The UK Government published the United Kingdom Internal Market Bill 2020 (the “Bill”) on 9 September, which will be considered by Parliament over the coming days. The Bill’s publication immediately set off diplomatic tensions between Westminster, Brussels and Dublin as it effectively proposes to allow UK ministers to unilaterally breach the Withdrawal Agreement negotiated between the EU and the UK (the “Withdrawal Agreement”). The EU has warned that it may take legal action against the UK Government in relation to the Bill.
The Withdrawal Agreement was extensively negotiated and signed on 24 January 2020 as a legally binding international agreement setting out the relationship between the UK and the EU after the UK’s departure from the Union, which took effect on 31 January 2020. The Withdrawal Agreement contained key provisions regarding Northern Ireland’s trading relationship with Great Britain and the EU. A hard border on the island of Ireland was avoided through placing a de facto customs border in the Irish Sea in relation to goods moving between Northern Ireland and Great Britain.
Sections 42 and 43 – dis-applying the Withdrawal Agreement
The Bill is designed to regulate the UK’s “internal market”, which consists of Great Britain and Northern Ireland. Many of its provisions are non-controversial trade regulations. However, as currently drafted, the Bill also allows UK Government ministers to unilaterally dis-apply provisions of the Withdrawal Agreement relating to:
- goods moving between Northern Ireland and Great Britain (section 42); and
- EU state aid rules which still apply in Northern Ireland (section 43).

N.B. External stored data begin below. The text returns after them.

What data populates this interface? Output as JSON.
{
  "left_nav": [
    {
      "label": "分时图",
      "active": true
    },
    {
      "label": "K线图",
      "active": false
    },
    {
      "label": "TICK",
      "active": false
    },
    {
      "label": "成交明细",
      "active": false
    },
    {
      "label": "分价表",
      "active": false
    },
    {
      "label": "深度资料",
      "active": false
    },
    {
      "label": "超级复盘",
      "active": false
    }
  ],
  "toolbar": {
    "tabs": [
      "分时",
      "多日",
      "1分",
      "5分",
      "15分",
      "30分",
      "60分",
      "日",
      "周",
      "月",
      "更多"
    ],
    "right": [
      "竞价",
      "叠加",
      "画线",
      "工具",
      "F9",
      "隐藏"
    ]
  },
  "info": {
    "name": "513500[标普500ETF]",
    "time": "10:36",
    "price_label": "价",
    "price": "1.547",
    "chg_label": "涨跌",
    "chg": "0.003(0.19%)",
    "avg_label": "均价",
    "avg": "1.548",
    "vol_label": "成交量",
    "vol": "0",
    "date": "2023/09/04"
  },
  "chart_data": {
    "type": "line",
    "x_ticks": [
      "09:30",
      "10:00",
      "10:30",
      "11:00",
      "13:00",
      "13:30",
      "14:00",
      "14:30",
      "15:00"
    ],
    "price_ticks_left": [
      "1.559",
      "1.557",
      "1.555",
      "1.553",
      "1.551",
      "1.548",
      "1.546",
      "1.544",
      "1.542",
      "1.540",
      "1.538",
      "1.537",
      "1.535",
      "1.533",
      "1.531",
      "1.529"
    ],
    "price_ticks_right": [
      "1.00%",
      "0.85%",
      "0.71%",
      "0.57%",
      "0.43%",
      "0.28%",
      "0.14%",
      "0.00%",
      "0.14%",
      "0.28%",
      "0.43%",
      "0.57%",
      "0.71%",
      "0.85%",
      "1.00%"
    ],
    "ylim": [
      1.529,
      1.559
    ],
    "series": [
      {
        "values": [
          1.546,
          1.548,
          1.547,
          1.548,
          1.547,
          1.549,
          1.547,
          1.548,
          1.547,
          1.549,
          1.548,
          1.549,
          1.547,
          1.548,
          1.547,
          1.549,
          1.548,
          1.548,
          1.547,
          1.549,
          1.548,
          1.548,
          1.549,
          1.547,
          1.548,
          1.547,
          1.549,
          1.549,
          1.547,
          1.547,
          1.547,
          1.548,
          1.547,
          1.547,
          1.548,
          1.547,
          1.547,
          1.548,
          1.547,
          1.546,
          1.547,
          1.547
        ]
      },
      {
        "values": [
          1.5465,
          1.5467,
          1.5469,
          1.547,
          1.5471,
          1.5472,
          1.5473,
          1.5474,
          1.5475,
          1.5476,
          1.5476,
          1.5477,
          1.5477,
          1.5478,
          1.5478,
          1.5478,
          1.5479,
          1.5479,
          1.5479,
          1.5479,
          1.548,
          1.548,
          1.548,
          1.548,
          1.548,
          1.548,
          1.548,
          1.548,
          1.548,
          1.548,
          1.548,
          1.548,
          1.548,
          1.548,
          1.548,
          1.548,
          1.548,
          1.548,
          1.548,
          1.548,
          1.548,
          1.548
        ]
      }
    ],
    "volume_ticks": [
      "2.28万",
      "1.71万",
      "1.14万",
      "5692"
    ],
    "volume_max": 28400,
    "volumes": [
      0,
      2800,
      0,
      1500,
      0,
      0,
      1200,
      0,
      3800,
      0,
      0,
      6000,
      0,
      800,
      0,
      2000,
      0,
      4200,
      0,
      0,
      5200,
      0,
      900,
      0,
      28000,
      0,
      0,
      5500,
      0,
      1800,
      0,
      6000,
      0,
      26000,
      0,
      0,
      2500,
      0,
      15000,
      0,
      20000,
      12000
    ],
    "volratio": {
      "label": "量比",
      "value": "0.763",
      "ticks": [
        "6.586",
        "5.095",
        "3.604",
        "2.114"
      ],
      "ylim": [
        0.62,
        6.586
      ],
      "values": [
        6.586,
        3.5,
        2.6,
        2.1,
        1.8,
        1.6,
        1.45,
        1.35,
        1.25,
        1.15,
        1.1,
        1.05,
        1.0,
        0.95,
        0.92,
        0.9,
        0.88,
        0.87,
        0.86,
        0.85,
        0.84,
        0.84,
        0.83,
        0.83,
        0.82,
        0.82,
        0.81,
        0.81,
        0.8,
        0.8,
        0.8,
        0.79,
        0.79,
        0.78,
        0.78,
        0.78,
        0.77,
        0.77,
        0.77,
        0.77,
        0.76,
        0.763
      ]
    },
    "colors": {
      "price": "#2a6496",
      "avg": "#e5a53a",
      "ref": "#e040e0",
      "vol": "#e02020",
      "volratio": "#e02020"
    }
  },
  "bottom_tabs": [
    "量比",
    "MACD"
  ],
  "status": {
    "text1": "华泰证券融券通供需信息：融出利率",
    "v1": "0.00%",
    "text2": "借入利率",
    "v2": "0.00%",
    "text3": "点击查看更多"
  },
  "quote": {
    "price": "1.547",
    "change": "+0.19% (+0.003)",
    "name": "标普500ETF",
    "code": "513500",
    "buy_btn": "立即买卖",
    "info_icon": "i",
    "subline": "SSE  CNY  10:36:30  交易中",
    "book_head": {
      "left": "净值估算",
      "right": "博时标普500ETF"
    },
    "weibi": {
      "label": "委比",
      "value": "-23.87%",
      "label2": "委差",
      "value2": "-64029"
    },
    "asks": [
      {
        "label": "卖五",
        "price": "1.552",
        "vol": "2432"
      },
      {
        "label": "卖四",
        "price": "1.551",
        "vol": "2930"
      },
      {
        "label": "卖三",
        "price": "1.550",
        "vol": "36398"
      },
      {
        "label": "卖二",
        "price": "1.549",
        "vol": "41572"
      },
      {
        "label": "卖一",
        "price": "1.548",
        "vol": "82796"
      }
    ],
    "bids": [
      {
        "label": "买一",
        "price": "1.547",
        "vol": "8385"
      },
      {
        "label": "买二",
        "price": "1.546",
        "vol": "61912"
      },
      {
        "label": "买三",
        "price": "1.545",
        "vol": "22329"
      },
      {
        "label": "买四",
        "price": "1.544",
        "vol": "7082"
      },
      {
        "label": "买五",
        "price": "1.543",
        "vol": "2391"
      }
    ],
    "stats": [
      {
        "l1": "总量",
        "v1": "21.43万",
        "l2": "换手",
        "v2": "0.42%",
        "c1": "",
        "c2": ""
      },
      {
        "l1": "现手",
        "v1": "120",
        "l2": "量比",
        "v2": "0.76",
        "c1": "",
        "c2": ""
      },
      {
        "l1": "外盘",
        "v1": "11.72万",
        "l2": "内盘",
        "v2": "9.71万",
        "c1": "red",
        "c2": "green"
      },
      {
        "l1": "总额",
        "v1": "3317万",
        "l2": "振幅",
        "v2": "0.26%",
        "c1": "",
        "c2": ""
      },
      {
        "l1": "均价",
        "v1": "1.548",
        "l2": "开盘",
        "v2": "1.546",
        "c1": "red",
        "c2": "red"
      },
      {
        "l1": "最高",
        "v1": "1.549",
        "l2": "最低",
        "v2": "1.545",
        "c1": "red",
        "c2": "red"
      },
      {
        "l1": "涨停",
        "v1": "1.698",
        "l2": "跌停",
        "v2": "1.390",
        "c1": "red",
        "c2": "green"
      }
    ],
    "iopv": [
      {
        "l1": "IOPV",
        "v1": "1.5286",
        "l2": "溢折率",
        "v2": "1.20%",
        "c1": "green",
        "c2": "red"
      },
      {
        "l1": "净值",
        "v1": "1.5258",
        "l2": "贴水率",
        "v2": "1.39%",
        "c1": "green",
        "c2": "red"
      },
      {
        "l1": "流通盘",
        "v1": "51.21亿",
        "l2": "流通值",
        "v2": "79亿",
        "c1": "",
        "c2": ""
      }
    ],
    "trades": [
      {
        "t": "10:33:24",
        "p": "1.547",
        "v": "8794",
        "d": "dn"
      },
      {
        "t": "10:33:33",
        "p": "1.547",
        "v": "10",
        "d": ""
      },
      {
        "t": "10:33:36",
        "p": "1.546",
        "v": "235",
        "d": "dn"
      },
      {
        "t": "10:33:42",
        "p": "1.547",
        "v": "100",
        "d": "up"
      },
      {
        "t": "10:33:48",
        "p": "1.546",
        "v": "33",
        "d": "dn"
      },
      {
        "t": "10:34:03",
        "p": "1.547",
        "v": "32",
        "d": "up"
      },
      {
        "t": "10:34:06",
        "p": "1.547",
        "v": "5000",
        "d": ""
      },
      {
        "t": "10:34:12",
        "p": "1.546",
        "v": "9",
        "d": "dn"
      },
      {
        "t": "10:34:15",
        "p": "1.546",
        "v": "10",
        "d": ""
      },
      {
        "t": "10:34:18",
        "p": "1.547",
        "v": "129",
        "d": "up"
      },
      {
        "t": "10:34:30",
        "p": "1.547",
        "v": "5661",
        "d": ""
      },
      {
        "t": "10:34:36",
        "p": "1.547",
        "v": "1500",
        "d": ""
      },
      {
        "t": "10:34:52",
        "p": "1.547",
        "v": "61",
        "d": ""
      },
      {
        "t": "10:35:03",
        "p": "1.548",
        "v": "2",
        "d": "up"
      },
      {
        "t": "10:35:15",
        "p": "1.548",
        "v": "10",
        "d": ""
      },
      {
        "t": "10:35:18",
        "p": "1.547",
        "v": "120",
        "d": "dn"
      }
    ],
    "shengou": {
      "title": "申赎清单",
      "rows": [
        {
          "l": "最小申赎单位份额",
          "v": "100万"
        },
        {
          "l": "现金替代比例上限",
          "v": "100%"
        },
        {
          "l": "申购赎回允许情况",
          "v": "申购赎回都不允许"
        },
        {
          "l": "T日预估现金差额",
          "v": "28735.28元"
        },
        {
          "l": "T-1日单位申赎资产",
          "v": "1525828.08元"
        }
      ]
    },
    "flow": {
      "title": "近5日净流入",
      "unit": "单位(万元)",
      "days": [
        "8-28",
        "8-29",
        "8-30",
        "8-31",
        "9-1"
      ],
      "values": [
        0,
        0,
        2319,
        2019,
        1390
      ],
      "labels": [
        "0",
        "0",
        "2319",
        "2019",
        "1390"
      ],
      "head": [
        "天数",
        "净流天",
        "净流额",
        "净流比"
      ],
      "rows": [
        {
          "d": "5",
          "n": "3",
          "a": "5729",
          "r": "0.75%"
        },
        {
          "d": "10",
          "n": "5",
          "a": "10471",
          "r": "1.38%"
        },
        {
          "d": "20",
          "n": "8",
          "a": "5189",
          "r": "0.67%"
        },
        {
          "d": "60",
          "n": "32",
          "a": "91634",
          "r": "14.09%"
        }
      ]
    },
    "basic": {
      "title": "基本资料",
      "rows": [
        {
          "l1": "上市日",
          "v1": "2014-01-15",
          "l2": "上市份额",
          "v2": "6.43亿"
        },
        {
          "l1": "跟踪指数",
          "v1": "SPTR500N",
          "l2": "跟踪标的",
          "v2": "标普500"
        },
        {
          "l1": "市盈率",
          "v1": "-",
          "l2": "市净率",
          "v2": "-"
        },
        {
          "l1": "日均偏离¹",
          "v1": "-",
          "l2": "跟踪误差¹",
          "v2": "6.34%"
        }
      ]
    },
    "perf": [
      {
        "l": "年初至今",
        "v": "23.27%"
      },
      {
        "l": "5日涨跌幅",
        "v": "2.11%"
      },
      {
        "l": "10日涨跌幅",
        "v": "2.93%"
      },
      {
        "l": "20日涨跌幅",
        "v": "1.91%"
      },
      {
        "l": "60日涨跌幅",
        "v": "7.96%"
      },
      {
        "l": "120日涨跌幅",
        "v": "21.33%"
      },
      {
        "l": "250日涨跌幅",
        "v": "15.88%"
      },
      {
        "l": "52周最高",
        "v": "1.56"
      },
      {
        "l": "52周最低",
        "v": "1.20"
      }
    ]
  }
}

Section 45 – permission to breach
More bluntly, section 45(1) of the Bill provides that the UK’s Parliament has supremacy over the UK’s already existing international legal obligations (i.e. the Withdrawal Agreement). It states that sections 42 and 43 “have effect notwithstanding any relevant international or domestic law with which they may be incompatible or inconsistent". This is a highly unusual approach to drafting legislation, in that the Bill envisages its own inconsistency with the state’s binding legal obligations.
The Bill goes on to state that if such a breach occurs, the UK minister’s regulations under sections 42 and 43 still apply. The Bill allows the UK Government to breach not only the Withdrawal Agreement but also the existing UK legislation which implemented the Withdrawal Agreement into domestic law1.
The EU had made its view of the Bill clear. In the words of EU Commissioner Maros Sefcovic, "It would constitute an extremely serious violation of the Withdrawal Agreement and of international law". The UK Government appears intent on passing the Bill, while also stating that it intends to fulfil its obligations under the Withdrawal Agreement. It is difficult to see how the UK Government’s position on the Bill can be reconciled with the UK’s existing legal obligations.
Matters are complicated further as the EU and UK are yet to agree a trade deal governing their long-term relationship. The Bill may end up before the courts while the trade negotiators try to get a deal done before the UK reverts to World Trade Organisation rules of trade with the EU next year.
Effect on business
The Bill is only proposed legislation, and contentious legislation at that. Whether it actually becomes law is a matter of political and legal debate which will be addressed over the coming weeks. Even if the Bill is passed by Parliament, it is likely to be subject to legal challenge.
The UK’s Northern Ireland Secretary, Brandon Lewis, stated during a Parliamentary discussion of the Bill that it would “Break international law in a very specific and limited way”. That the UK Government has proposed legislation which is designed to breach its recently-agreed international obligations does not provide the certainty and stable legal environment which businesses need, particularly those which operate across borders.